Bruxelles – Attenzione alla spesa pubblica, consolidamento di bilancio, riduzione del debito e riforme. Un menù politico tanto chiaro quanto facile da riassumere in una parola: austerità. Tra i capifila di questo orientamento di bilancio Austria e Paesi Bassi, che oggi questa dottrina da loro professata per anni se la vedono applicare. Perché, strano ma vero, i protagonisti dei rigore hanno situazioni di deficit e debito troppo fuori controllo per non indurre la Commissione europea a intervenire. Risultato: richiesta di correzione del piano di rientro per Amsterdam, richiesta di avvio di procedura per deficit eccessivo per Vienna.
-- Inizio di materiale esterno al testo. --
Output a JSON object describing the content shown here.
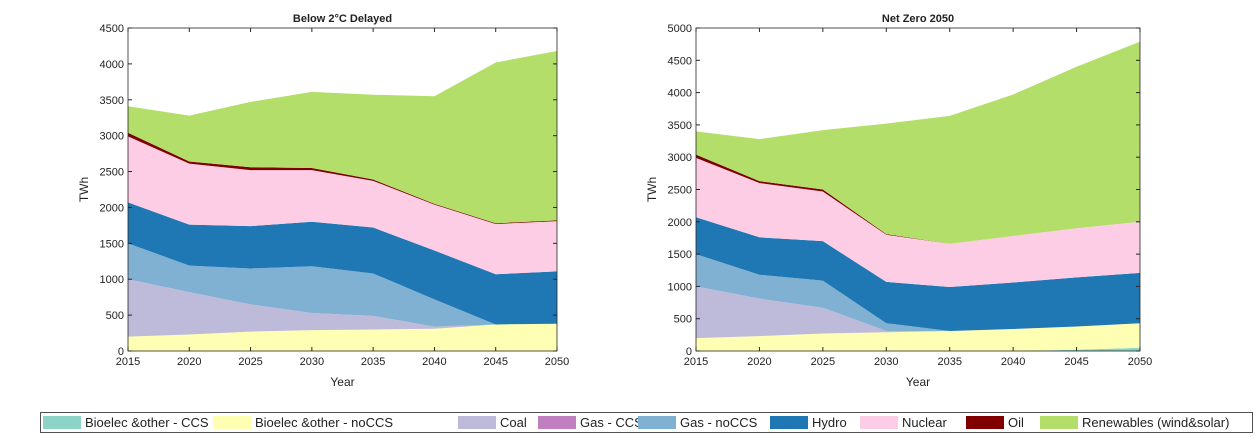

Corsi e ricorsi storici. Proprio chi chiedeva regole e rigide e rigido rispetto delle stesse adesso sono richiamate all’estero. Nell’ambito del semestre europeo, il ciclo di coordinamento delle politiche economiche, l’esecutivo comunitario ritiene che il piano di rientro per deficit e debito dei Paesi Bassi ecceda i massimali di spesa netta sia in termini annuali che cumulativi, e si chiedono le correzioni del caso. Un duro colpo per il governo di estrema destra.
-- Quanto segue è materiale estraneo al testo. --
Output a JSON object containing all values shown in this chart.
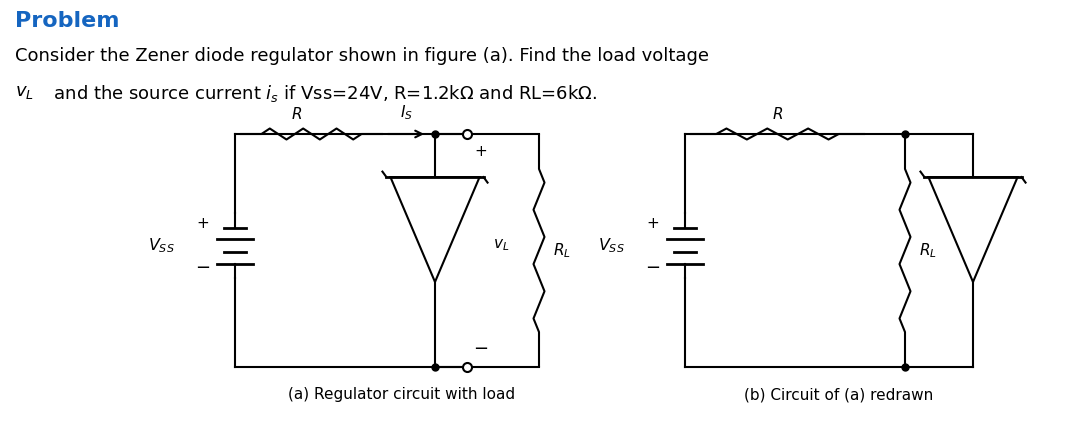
{
  "title": "Problem",
  "title_color": "#1565c0",
  "bg_color": "#ffffff",
  "line1": "Consider the Zener diode regulator shown in figure (a). Find the load voltage",
  "caption_a": "(a) Regulator circuit with load",
  "caption_b": "(b) Circuit of (a) redrawn",
  "lw": 1.5
}
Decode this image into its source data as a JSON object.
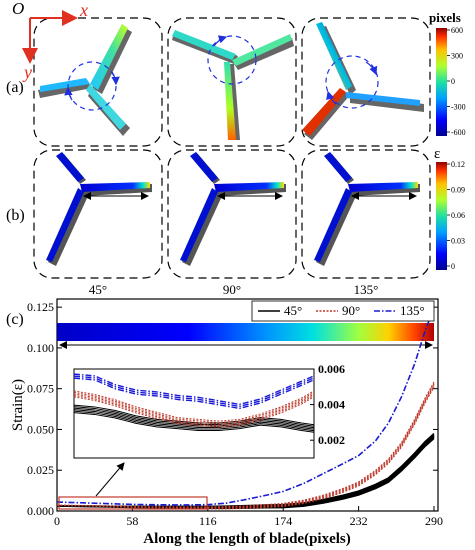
{
  "panels": {
    "axes_origin": "O",
    "axis_x": "x",
    "axis_y": "y",
    "row_a_label": "(a)",
    "row_b_label": "(b)",
    "row_c_label": "(c)",
    "angles": [
      "45°",
      "90°",
      "135°"
    ]
  },
  "colorbar_a": {
    "title": "pixels",
    "ticks": [
      600,
      300,
      0,
      -300,
      -600
    ],
    "range": [
      -600,
      600
    ]
  },
  "colorbar_b": {
    "title": "ε",
    "ticks": [
      "0.12",
      "0.09",
      "0.06",
      "0.03",
      "0"
    ],
    "range": [
      0,
      0.12
    ]
  },
  "colors": {
    "series_45": "#000000",
    "series_90": "#c0392b",
    "series_135": "#1a1ad6",
    "accent_axes": "#e03020",
    "inset_box": "#c0392b"
  },
  "chart_data": {
    "type": "line",
    "title": "",
    "xlabel": "Along the length of blade(pixels)",
    "ylabel": "Strain(ε)",
    "xlim": [
      0,
      290
    ],
    "ylim": [
      0,
      0.13
    ],
    "xticks": [
      "0",
      "58",
      "116",
      "174",
      "232",
      "290"
    ],
    "yticks": [
      "0.000",
      "0.025",
      "0.050",
      "0.075",
      "0.100",
      "0.125"
    ],
    "legend_position": "top-right",
    "series": [
      {
        "name": "45°",
        "x": [
          0,
          20,
          40,
          60,
          80,
          100,
          116,
          130,
          145,
          160,
          174,
          190,
          205,
          220,
          232,
          245,
          255,
          265,
          275,
          283,
          290
        ],
        "y": [
          0.003,
          0.0029,
          0.0027,
          0.0025,
          0.0024,
          0.0023,
          0.0022,
          0.0023,
          0.0025,
          0.0028,
          0.003,
          0.004,
          0.006,
          0.0085,
          0.011,
          0.015,
          0.019,
          0.026,
          0.034,
          0.041,
          0.046
        ]
      },
      {
        "name": "90°",
        "x": [
          0,
          20,
          40,
          60,
          80,
          100,
          116,
          130,
          145,
          160,
          174,
          190,
          205,
          220,
          232,
          245,
          255,
          265,
          275,
          283,
          290
        ],
        "y": [
          0.0035,
          0.0033,
          0.0029,
          0.0025,
          0.0023,
          0.0022,
          0.0021,
          0.0022,
          0.0026,
          0.0033,
          0.004,
          0.006,
          0.009,
          0.013,
          0.017,
          0.024,
          0.031,
          0.041,
          0.055,
          0.068,
          0.078
        ]
      },
      {
        "name": "135°",
        "x": [
          0,
          20,
          40,
          60,
          80,
          100,
          116,
          130,
          145,
          160,
          174,
          190,
          205,
          220,
          232,
          245,
          255,
          265,
          275,
          283,
          290
        ],
        "y": [
          0.0055,
          0.005,
          0.0045,
          0.004,
          0.0038,
          0.0037,
          0.0039,
          0.0048,
          0.007,
          0.0095,
          0.012,
          0.017,
          0.023,
          0.029,
          0.034,
          0.043,
          0.054,
          0.07,
          0.09,
          0.11,
          0.125
        ]
      }
    ],
    "inset": {
      "xlim": [
        0,
        116
      ],
      "ylim": [
        0.001,
        0.006
      ],
      "yticks": [
        "0.002",
        "0.004",
        "0.006"
      ],
      "series": [
        {
          "name": "45°",
          "x": [
            0,
            10,
            20,
            30,
            40,
            50,
            60,
            70,
            80,
            90,
            100,
            110,
            116
          ],
          "y": [
            0.0038,
            0.0037,
            0.0035,
            0.0032,
            0.003,
            0.0029,
            0.0028,
            0.0028,
            0.0029,
            0.0031,
            0.003,
            0.0028,
            0.0027
          ]
        },
        {
          "name": "90°",
          "x": [
            0,
            10,
            20,
            30,
            40,
            50,
            60,
            70,
            80,
            90,
            100,
            110,
            116
          ],
          "y": [
            0.0046,
            0.0044,
            0.0041,
            0.0037,
            0.0034,
            0.0031,
            0.003,
            0.0029,
            0.003,
            0.0033,
            0.0037,
            0.0042,
            0.0046
          ]
        },
        {
          "name": "135°",
          "x": [
            0,
            10,
            20,
            30,
            40,
            50,
            60,
            70,
            80,
            90,
            100,
            110,
            116
          ],
          "y": [
            0.0056,
            0.0055,
            0.005,
            0.0047,
            0.0046,
            0.0044,
            0.0043,
            0.0041,
            0.0039,
            0.0042,
            0.0047,
            0.0052,
            0.0055
          ]
        }
      ]
    }
  }
}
Nessuno sconto neppure per l’Austria. Il rapporto deficit/Pil del Paese resterà al di là della soglia del 3 per cento, per uno scostamento considerato “né temporaneo né vicino alla soglia”, e per questo motivo la Commissione chiede al Consiglio di avviare la procedura per deficit eccessivo. Una richiesta che dovrebbe essere sul tavolo del consiglio Ecofin di gennaio, con il governo di Vienna costretto a una corsa contro il tempo. L’Austria è tra quei cinque Paesi membri a non aver ancora presentato un piano di rientro per gli squilibri (gli altri sono Belgio, Bulgaria, Germania e Lituania). C’è tempo per convincere Commissione e Consiglio a non procedere. Intanto però i due Paesi simbolo della linea dura e severa in tema di conti pubblici finiscono oggetto delle loro stesse ricette.